Global companies with more mature risk management frameworks can outperform their peers.
Put in place robust risk management.
A more diverse international footprint and the need for greater autonomy at the local level emphasize the business case for a robust risk management framework. This should enable innovation and autonomy at a local level but do so within a set of parameters and rules that uphold the company’s values.
A robust risk system will provide early warning of problems on the periphery of the organization, giving managers better information and more time to respond. Companies can also harness risk for business advantage and turned into tangible financial results.
Our research has shown that companies with more mature risk management frameworks can outperform their peers financially.
Make the transition from investment to profitability
For many globally focused Asian companies, the priority remains investment and growth. This means that profitability is not always top of the priority list. However, as these investments mature, they will need to do more to introduce efficiency and increase productivity.
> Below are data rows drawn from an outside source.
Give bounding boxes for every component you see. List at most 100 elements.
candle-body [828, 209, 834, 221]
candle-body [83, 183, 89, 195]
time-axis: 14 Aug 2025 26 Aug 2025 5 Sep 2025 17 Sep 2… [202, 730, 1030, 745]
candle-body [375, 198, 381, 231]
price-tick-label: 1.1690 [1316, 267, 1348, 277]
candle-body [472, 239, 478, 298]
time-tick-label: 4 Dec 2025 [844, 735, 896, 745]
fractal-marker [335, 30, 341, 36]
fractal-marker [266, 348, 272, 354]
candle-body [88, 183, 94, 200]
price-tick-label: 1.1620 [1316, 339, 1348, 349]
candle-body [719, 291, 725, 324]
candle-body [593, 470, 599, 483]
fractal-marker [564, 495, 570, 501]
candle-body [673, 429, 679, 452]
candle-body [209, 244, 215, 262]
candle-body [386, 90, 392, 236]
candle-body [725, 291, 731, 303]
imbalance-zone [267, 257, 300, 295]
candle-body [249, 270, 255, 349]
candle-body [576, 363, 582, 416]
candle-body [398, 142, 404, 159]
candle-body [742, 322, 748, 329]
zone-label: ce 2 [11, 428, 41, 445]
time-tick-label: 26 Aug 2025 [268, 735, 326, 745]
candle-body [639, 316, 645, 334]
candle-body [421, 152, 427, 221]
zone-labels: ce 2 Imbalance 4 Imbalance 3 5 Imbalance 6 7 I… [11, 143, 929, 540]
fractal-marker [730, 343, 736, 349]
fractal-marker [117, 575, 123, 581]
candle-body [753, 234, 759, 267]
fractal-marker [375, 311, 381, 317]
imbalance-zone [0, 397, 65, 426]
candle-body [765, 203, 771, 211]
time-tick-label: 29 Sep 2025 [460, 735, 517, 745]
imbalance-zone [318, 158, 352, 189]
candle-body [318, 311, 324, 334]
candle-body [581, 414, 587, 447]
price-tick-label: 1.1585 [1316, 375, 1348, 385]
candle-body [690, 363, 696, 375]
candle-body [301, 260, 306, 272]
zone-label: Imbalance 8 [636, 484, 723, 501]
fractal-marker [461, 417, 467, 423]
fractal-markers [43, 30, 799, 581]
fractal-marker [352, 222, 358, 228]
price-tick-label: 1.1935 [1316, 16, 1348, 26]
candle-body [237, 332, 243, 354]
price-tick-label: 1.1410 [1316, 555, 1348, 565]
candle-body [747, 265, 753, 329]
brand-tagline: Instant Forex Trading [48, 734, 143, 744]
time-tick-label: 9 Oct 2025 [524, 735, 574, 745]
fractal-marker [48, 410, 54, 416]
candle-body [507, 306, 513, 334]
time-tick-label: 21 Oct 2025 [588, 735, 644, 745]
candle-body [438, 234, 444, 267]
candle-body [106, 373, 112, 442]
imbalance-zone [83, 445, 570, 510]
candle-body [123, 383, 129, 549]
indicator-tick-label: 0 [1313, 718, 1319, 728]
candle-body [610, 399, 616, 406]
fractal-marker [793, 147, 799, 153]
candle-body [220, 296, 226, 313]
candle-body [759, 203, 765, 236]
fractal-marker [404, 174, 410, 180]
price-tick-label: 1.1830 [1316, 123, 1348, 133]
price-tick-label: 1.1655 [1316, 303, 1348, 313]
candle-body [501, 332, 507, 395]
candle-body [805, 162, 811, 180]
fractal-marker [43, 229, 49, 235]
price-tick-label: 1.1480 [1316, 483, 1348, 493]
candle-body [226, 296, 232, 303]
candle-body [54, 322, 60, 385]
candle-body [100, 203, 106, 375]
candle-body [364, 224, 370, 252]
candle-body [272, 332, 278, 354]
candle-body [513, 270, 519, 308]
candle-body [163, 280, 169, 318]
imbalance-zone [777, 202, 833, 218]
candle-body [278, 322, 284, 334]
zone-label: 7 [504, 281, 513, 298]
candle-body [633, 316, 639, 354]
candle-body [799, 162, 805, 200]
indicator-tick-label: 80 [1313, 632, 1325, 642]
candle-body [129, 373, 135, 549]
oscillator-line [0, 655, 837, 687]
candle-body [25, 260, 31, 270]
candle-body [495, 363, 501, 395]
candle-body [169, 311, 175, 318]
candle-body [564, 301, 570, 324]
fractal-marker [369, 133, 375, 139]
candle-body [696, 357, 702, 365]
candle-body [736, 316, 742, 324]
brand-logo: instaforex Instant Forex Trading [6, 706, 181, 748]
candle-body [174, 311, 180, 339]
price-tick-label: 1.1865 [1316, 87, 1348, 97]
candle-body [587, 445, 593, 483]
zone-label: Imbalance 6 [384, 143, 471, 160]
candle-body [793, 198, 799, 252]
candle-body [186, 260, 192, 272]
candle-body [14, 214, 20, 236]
This will require:
- Focus on process
- Consideration of derived economies of scale
- Detailed tax planning
Take steps to make the corporate culture more international
To succeed in global markets, companies need a corporate culture that reflects the diversity of their customer base and operations. Companies can disseminate best practice and create a more international workforce by:
- Recruiting managers with experience of different markets
- Reducing reliance on expatriate workers
- Creating global talent management programs that enable the flow of talent
Choose which functions should be global or local
Autonomy for local managers helps to ensure that products and services are relevant to the local customer base, but not everything needs to be decentralized. Companies need to think about where they can derive economies of scale without compromising local relevance. Functions such as finance and IT are often good candidates for centralization.
It is also possible to create platforms for locally delivered services. For example, a company may create a centralized marketing function that provides capabilities to local markets, but allow the local markets to interpret and apply these capabilities in their own way.